Как я пытался показать, мы вправе предполагать, что нечто аналогичное тому, что происходит в нас самих, происходит и у животных, и что аффекты их чувствительных нервов дают начало молекулярным изменениям в мозге, которые, в свою очередь, дают начало или порождают соответствующие состояния сознания. Не может быть разумных сомнений и в том, что эмоции животных и те идеи, которыми они обладают, подобным образом зависят от молекулярных изменений в мозге. Каждое чувственное впечатление оставляет после себя запись в структуре мозга — «идеогенную» молекулу, так сказать, которая способна при определенных условиях воспроизвести в более слабом состоянии то состояние сознания, которое соответствует этому чувственному впечатлению; и именно эти «идеогенные молекулы» являются физической основой памяти.
Можно предположить, следовательно, что молекулярные изменения в мозге являются причинами всех состояний сознания животных. Есть ли какие-либо доказательства того, что эти состояния сознания могут, наоборот, вызывать те молекулярные изменения, которые приводят к мышечному движению? Я не вижу таких доказательств. Лягушка ходит, прыгает, плавает и проделывает свои гимнастические упражнения ничуть не хуже без сознания, а следовательно, и без воли, чем с ним; и если лягушка в своем естественном состоянии обладает чем-то, соответствующим тому, что мы называем волей, нет оснований думать, что это что-то иное, кроме сопутствующего фактора молекулярных изменений в мозге, которые составляют часть ряда, вовлеченного в производство движения.

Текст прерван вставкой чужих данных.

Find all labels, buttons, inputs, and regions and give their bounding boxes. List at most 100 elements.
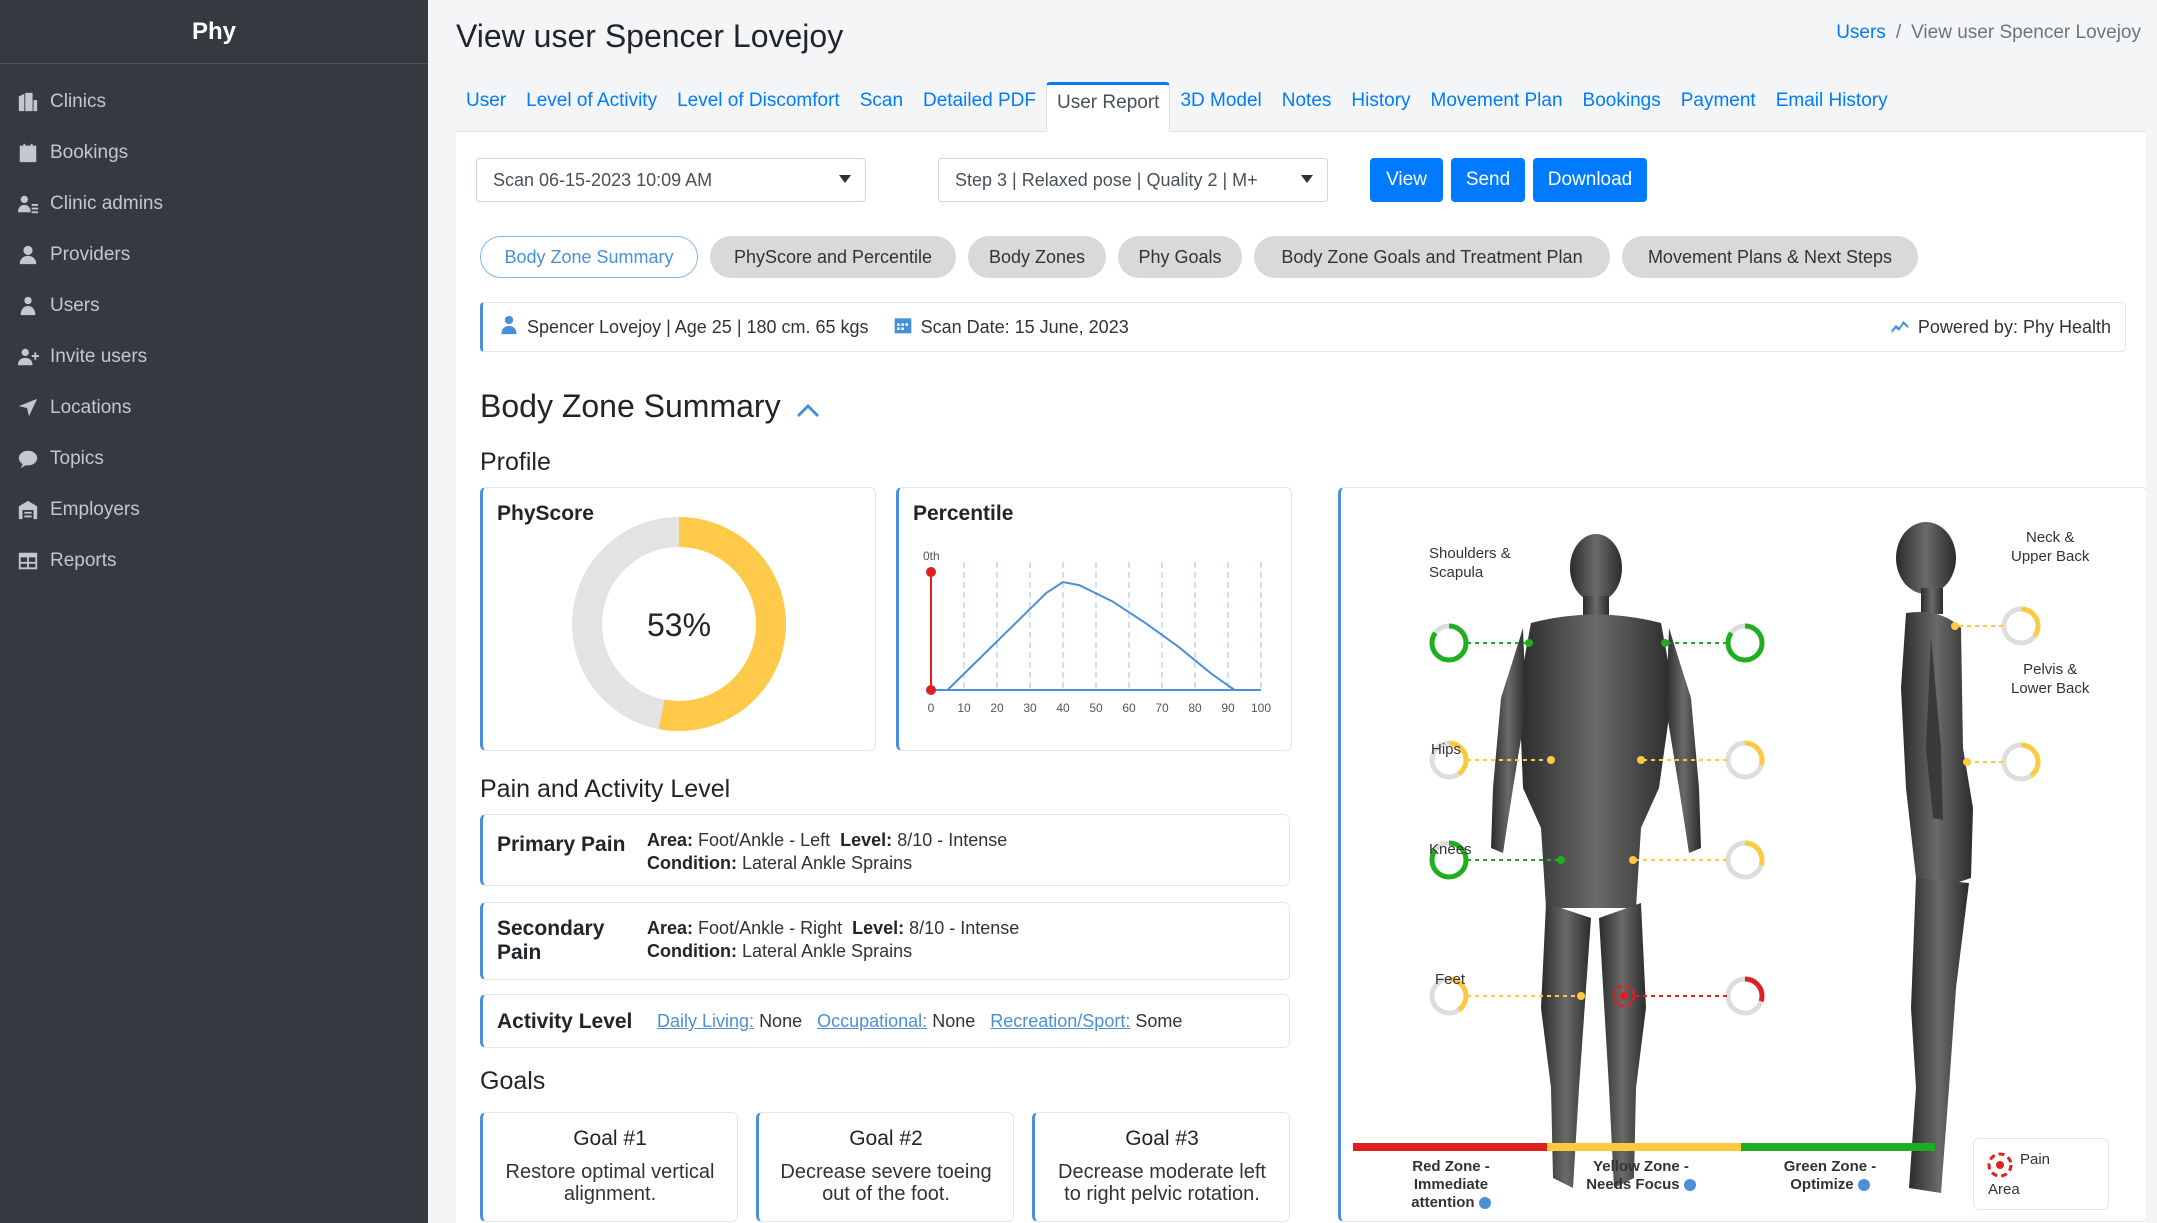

Сознание животных, по-видимому, относится к механизму их тела просто как побочный продукт его работы и столь же полностью лишено какой-либо способности изменять эту работу, как паровой свисток, сопровождающий работу локомотива, не имеет влияния на его механизм. Их воля, если она у них есть, — это эмоция, указывающая на физические изменения, а не причина таких изменений.
Эта концепция отношений состояний сознания с молекулярными изменениями в мозге — психозов с неврозами — не мешает нам приписывать животным свободу воли. Ибо агент свободен, когда нет ничего, что мешало бы ему делать то, что он желает делать. Если борзая преследует зайца, она является свободным агентом, потому что ее действие находится в полном соответствии с ее сильным желанием поймать зайца; в то время как до тех пор, пока ее удерживает поводок, она не свободна, будучи удерживаемой внешней силой от следования своей склонности. И приписывание свободы борзой при вышеуказанных обстоятельствах отнюдь не противоречит другому аспекту фактов дела — тому, что она является машиной, побуждаемой к погоне и заставляемой в то же время иметь желание поймать дичь впечатлением, которое лучи света, исходящие от зайца, производят на ее глаза и через них на ее мозг.